On the smallest end, nanobots will compete in a 2-millimeter dash, as well as soccer games, which will be projected on a screen. The soccer balls have diameters of a human hair and will be used on soccer fields about the size of a grain of rice. The nanobots are manipulated by remote control by changing magnetic fields or electrical signals transmitted across a microchip arena.

Scientists hope nanobots will be instrumental in high-tech manufacturing and in medical applications, especially surgeries.

"The factory of the future won't be a block (long) but a microchip," said Craig McGray, a research associate at the U.S. Commerce Department's National Institute of Standards and Technology in Gaithersburg, Md.


RoboCup 2008 U.S. Open

Events take place at the Carnegie Science Center, North Shore.

Today:

• Sony Aibo robotic dogs compete in soccer matches in five team pairings, at 10:30 a.m., 11:30 a.m., 12:30 p.m., 2:30 p.m. and 4:30 p.m.

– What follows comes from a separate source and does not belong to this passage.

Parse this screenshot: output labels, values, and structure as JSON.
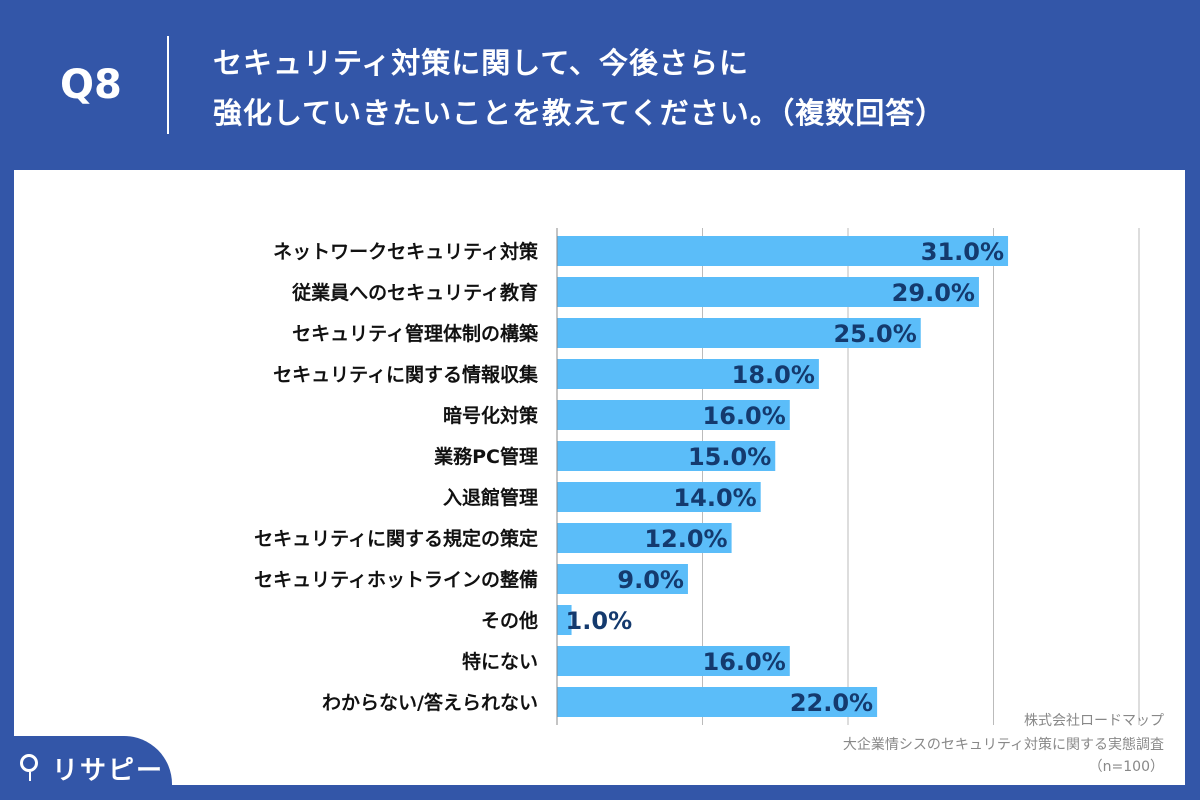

• Small-sized cylindrical robots play practice games at 11 a.m., 1 p.m. and 3 p.m.

• Nanobot demonstrations at 2 p.m. and 4 p.m.

• Nao humanoid demonstrations at 1:30 p.m. and 3:30 p.m.

Monday:

(Second-round competition and demonstrations. Same schedule as Sunday.)

Tuesday:

• Aibo finals at 10:30 a.m. and noon.

• Small-size game at 11 a.m.

• Nanobot demonstration at 11:30 a.m.

• Nao humanoid demonstration at 11:30 a.m.